Note: I have no idea what TPM even is.

2 comments

A TPM is just a bit of memory that is "hacker proof" so you can store a private key with a guarantee that it can't leak out. You can then sign, encrypt, or decrypt using the key.

They were controversial because it was originally thought they would be used to lock parts of your computer away from you, being used to do DRM and the like. At the end of the day the chips were hard to use, slow, and flaky enough that it didn't really pan out. A lot of the braindamage came from a secondary feature where you could theoretically create "secure enclaves" where the entire execution chain down to the bare metal was signed to prevent viruses and rootkits from executing. In theory this is neat, but in practice it's basically impossible on PC hardware and caused a lot of problems. This functionality is the reason BitLocker had the reputation for randomly locking you out of your machine, even though it doesn't use the feature directly. The configuration registers were maybe a mistake.

I know it's super easy for anyone to Google, but I feel like at least one reader will find this useful since I didn't see it mentioned anywhere in the discussion thread: TPM stands for Trusted Platform Module.

("TPM is an international standard for a secure cryptoprocessor, a dedicated microcontroller designed to secure hardware through integrated cryptographic keys." - https://en.wikipedia.org/wiki/Trusted_Platform_Module)

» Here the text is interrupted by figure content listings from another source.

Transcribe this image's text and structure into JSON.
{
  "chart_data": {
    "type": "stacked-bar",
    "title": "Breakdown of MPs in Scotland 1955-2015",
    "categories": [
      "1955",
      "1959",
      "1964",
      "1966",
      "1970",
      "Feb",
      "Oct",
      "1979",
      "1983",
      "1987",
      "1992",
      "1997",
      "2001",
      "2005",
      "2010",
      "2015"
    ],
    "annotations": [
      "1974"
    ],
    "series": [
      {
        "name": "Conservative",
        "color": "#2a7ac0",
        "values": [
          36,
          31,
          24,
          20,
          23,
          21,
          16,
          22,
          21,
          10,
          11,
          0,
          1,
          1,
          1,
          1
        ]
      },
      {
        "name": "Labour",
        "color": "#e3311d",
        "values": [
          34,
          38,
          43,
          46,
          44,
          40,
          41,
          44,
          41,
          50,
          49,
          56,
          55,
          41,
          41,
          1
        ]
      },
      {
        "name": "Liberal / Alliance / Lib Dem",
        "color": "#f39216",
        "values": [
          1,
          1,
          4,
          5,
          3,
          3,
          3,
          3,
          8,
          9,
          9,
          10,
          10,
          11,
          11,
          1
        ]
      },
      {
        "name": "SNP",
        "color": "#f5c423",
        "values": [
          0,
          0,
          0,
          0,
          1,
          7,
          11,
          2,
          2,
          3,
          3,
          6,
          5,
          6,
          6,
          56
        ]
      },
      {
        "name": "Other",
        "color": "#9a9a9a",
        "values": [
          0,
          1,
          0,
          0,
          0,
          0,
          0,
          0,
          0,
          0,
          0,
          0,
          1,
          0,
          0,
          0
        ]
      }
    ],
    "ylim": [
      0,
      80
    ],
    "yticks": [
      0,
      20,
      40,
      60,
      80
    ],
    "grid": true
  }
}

A TPM is much more than "just a bit of memory". It is a cryptographic coprocessor, with its own microcode and its own security domain.

And I don't think a fully-secured future for PC's is as impossible as you think. The primary reason this is impossible right now is because TPM's aren't ubiquitous (none of my machines came with one installed). That problem will be solved by Windows 11.

Secured for the benefit of Microsoft or DRM providers, not necessarily for the benefit of the end user.

Unless they're willing to allow the end user to override the wishes of the vendor (and without any diminished functionality), TPM is just another way to turn computers into appliances.

The fundamental problem with the secure enclave on PC is that to make it work you have to basically lock out all of the untrusted hardware on the box, which is pretty much all of it. So while you are doing your secure computation nobody is servicing the PCIe bus. The graphics card drivers aren't getting any CPU cycles. Ring buffers on your network cards aren't emptied. From the perspective of everything else on the machine the whole thing just crashed.

If your computation is quick you might be able to get away with this sometimes, but the potential for problems is almost unlimited. The fact that the TPM itself is pretty slow throws another monkeywrench into the plan.

In order for it to work the whole system needs to be designed from the bottom up to support it, which means you need to touch every layer of the PC stack. It's a lot of work. It is a lot easier on something like a cellphone where you can control the hardware from top to bottom and don't have to consider the case where someone installs additional hardware to suit their needs.

It's what Apple calls a "secure element", essentially a mini-HSM or multi-feature smartcard. "Put keys on it and it lets you use it with a PIN and rate limit" seems to be the main use case (they can implement FIDO2 with that too for instance).

These things are very useful for authentication and have been on business laptops for this very reason forever.